When everyone had finished writing in their notebooks I got to my feet. “Ok lads, so we’re agreed, we’re going to go up to Tommy Little’s house on the Falls Road. Matty, you can either check out the toilets or you can come with us.”
“Fine, I’ll do the bloody toilets. You boys are old. I’ve got my whole life ahead of me. I’m not going back to West Belfast after last time.”
“What happened last time?” Alan asked.
“Ach, it was nothing, some wee lads threw a couple of bottles at us. No big deal,” I said.
Alan looked grave. Of course I hadn’t written about this in the logbook which only made it seem worse.
“I’ll go with you and I’ll drive and we’ll bring a couple of cannon fodder just for the laugh of it,” Alan said.
I looked at Crabbie. “I’d take his offer, boss. Sergeant McCallister is the best driver in the station,” Crabbie said.
“Up the Shankill and down the Falls for the poor wee peeler it’s a kick in the balls,” Matty sang cheerfully.
“Let’s hope not,” Crabbie said with a worried look on his beetle brows.
10: SITTING DUCKS
We suited up in riot gear and all the boys checked their Sterling sub-machine guns out of the armoury, except for me, naturally, because I still hadn’t managed to return mine from Coronation Road.
On the way out the door Chief Inspector Brennan saw us.
“Where are you boys headed like it’s fucking Christmas?” he asked.
“The Falls, we’re going to do a drop on Tommy Little’s house.”
“Tommy Little is?”
“Victim number one.”
“Oh yeah. You wouldn’t mind if I tagged along, would you? Bit of a fug now after all the excitement of the press this morning,” Brennan said.
“Nah, sir, better not, be a bit of a tight squeeze,” I replied, unwilling for this to become even more of a charabanc ride to the circus.

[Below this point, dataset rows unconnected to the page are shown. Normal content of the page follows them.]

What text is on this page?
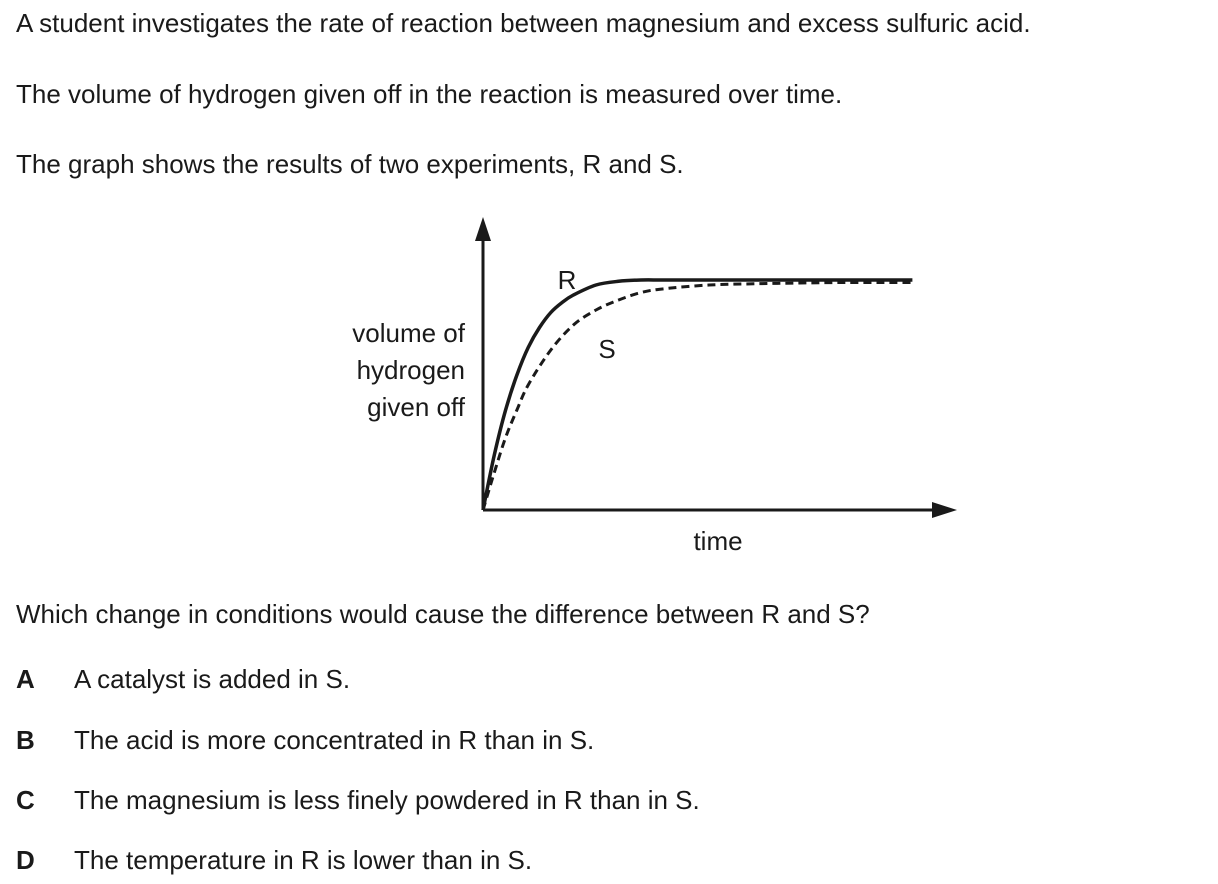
A student investigates the rate of reaction between magnesium and excess sulfuric acid.
The volume of hydrogen given off in the reaction is measured over time.
The graph shows the results of two experiments, R and S.
volume of
hydrogen
given off
time
R
S
Which change in conditions would cause the difference between R and S?
A A catalyst is added in S.
B The acid is more concentrated in R than in S.
C The magnesium is less finely powdered in R than in S.
D The temperature in R is lower than in S.
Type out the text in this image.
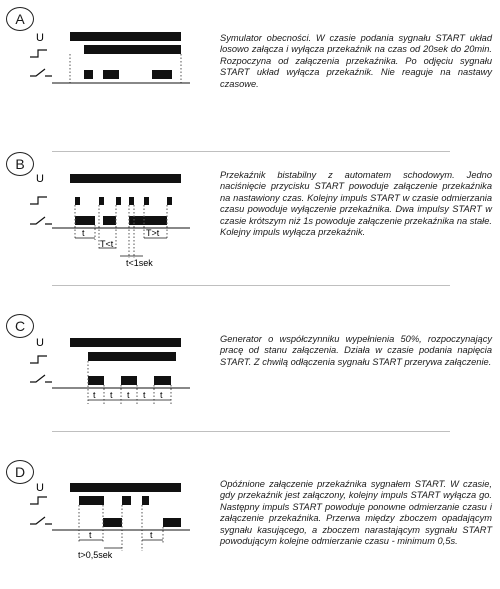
A
U	Symulator obecności. W czasie podania sygnału START układ losowo załącza i wyłącza przekaźnik na czas od 20sek do 20min. Rozpoczyna od załączenia przekaźnika. Po odjęciu sygnału START układ wyłącza przekaźnik. Nie reaguje na nastawy czasowe.
B
U
t	T>t
T<t
t<1sek
Przekaźnik bistabilny z automatem schodowym. Jedno naciśnięcie przycisku START powoduje załączenie przekaźnika na nastawiony czas. Kolejny impuls START w czasie odmierzania czasu powoduje wyłączenie przekaźnika. Dwa impulsy START w czasie krótszym niż 1s powoduje załączenie przekaźnika na stałe. Kolejny impuls wyłącza przekaźnik.
C
U
t t t t t
Generator o współczynniku wypełnienia 50%, rozpoczynający pracę od stanu załączenia. Działa w czasie podania napięcia START. Z chwilą odłączenia sygnału START przerywa załączenie.
D
U
t	t
t>0,5sek
Opóźnione załączenie przekaźnika sygnałem START. W czasie, gdy przekaźnik jest załączony, kolejny impuls START wyłącza go. Następny impuls START powoduje ponowne odmierzanie czasu i załączenie przekaźnika. Przerwa między zboczem opadającym sygnału kasującego, a zboczem narastającym sygnału START powodującym kolejne odmierzanie czasu - minimum 0,5s.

Brennan was not to be deterred. “Won’t be a tight squeeze for me. I’ll be sitting in the front.”
Cut to twenty minutes later: McCallister driving, Brennan next to him in the bird-dog seat, me, Crabbie and two gormless constables in riot gear, sweltering in the back. One of the constables was a woman. First one I’d seen in Carrick. Her name was Heather Fitzgerald and her cheeks were so red it was like they were on fire. Nice looking wee lass with her emerald eyes and curly black hair, timid as a mouse, too; it would be a real shame if we all copped it in some roadside bomb and she got that pretty face blown to smithereens.
“What’s the address?” McCallister asked as we hit West Belfast.